I wrote something about this once, in the context of theories of time travel. (See my Afterword to David Gerrold 'The Man Who Folded Himself' http://klempner.freeshell.org/articles/afterword.html.)
Consider the following scenario. I planned to take a bath before going out this afternoon, but discover that I forgot to turn on the water heater. So I tap my time belt, go back 40 minutes in time, and switch the water heater on, then return to the present. Hey presto, the water is nice and hot, and I take my bath.
You cannot deny that this is a possible experience.
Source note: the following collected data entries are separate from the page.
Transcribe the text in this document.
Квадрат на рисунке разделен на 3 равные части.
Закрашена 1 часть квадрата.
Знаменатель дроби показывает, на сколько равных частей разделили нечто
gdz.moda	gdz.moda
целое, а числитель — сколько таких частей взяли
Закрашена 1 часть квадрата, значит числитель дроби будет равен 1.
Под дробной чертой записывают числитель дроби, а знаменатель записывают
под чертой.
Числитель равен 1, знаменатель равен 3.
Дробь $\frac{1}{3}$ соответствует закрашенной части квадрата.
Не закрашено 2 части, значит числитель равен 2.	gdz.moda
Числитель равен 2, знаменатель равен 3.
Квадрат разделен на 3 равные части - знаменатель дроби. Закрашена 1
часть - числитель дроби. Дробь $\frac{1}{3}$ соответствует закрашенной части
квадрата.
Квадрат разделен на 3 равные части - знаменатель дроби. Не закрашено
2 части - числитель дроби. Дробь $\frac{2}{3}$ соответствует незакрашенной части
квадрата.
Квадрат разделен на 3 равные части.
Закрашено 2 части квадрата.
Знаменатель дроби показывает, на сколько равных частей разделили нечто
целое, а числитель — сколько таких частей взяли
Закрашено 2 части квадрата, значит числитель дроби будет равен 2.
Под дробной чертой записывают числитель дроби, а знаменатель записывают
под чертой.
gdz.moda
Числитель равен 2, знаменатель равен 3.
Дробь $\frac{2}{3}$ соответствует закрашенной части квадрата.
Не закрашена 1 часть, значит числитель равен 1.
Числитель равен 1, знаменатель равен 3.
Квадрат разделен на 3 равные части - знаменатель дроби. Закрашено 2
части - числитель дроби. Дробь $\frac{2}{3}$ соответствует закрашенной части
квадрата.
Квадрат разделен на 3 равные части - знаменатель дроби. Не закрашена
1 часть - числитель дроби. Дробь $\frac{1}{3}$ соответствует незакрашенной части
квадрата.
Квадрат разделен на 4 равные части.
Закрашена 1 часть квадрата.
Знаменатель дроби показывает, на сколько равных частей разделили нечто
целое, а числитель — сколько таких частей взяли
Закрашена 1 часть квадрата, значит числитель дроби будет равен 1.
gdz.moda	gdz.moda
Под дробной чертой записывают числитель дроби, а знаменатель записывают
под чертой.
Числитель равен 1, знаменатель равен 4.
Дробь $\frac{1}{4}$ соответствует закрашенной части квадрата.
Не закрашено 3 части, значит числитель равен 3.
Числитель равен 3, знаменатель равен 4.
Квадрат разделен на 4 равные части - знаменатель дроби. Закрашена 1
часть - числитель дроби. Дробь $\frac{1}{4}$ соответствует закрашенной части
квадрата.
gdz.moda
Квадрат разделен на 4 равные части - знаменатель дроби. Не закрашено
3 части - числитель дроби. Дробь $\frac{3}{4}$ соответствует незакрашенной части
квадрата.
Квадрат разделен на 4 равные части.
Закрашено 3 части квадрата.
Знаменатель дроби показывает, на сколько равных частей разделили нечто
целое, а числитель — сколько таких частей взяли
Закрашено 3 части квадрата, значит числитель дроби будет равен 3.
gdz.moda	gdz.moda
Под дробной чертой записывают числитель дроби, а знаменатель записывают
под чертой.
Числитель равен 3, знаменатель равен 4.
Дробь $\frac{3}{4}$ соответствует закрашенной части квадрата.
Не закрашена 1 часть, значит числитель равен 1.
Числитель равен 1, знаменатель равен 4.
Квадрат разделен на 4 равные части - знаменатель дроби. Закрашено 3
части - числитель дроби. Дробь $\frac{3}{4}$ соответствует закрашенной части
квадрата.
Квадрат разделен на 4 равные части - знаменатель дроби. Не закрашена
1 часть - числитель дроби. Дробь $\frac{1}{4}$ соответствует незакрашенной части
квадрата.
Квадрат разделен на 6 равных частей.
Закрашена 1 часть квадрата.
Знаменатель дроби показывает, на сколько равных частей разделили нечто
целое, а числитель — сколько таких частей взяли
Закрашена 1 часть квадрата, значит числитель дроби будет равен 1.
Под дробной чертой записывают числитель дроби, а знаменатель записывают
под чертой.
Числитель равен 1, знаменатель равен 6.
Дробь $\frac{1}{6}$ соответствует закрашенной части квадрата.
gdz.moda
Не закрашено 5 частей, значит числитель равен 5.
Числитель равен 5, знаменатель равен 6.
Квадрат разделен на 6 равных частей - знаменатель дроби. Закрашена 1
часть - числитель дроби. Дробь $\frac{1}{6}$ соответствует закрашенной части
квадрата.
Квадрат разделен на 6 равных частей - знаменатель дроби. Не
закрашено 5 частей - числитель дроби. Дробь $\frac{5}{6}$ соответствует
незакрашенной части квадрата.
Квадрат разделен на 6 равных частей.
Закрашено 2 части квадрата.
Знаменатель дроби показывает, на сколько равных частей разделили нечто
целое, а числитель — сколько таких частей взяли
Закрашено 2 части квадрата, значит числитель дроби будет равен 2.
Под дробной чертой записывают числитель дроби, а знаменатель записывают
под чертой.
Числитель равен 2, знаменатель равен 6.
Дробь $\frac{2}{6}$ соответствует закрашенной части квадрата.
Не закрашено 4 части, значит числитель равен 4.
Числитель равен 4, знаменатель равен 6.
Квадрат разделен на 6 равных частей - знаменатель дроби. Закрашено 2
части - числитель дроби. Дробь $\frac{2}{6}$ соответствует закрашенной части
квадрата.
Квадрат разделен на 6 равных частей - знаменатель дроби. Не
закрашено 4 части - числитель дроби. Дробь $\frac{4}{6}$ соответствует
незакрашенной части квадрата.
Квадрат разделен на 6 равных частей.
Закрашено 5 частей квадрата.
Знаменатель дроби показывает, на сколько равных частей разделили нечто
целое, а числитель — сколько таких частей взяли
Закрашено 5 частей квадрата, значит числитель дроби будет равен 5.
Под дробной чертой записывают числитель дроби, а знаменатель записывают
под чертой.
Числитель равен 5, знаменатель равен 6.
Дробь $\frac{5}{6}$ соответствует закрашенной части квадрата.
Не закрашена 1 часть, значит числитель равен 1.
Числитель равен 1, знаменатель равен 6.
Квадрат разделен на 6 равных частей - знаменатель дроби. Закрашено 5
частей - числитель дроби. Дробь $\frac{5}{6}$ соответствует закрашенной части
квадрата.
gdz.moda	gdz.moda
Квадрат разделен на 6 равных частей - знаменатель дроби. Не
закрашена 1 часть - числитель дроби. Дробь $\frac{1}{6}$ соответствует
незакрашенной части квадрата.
All we have to do now is construct a model of the universe around this which does not lead to any logical contradiction.
The most patent logical contradiction, given any one of various currently accepted views of the universe, is that at 12.20 am exactly the water heater was not on, and at 12.20 am exactly the water heater was on.
David Gerrold's solution (which some sci-fi aficionados regard as cheating, supposedly because it fails to grapple with the deeper mysteries of time travel) is to hold that by tapping my time belt, I create -- or 'hop' to -- another universe. (You can never hop back, only forwards.)
One objection would be that so far as the time sequence is concerned, the event of switching on the water heater is in the future relative to my tapping the time belt, even if the new universe I hop to (or create) has local clocks showing the time to be 40 minutes ago. That raises the question of what we want out of retrocausation. It would certainly satisfy me, if I could make up for lapses in memory by means of a quick 'visit' to the 'past'.
There are at least a family of cases where it would make sense to talk about retro causation (without blushing), even if it isn't exactly the retro causation envisaged in the original question. In this respect, the question is rather similar to questions about 'what we would say if' various science fiction possibilities in relation to personal identity were realized.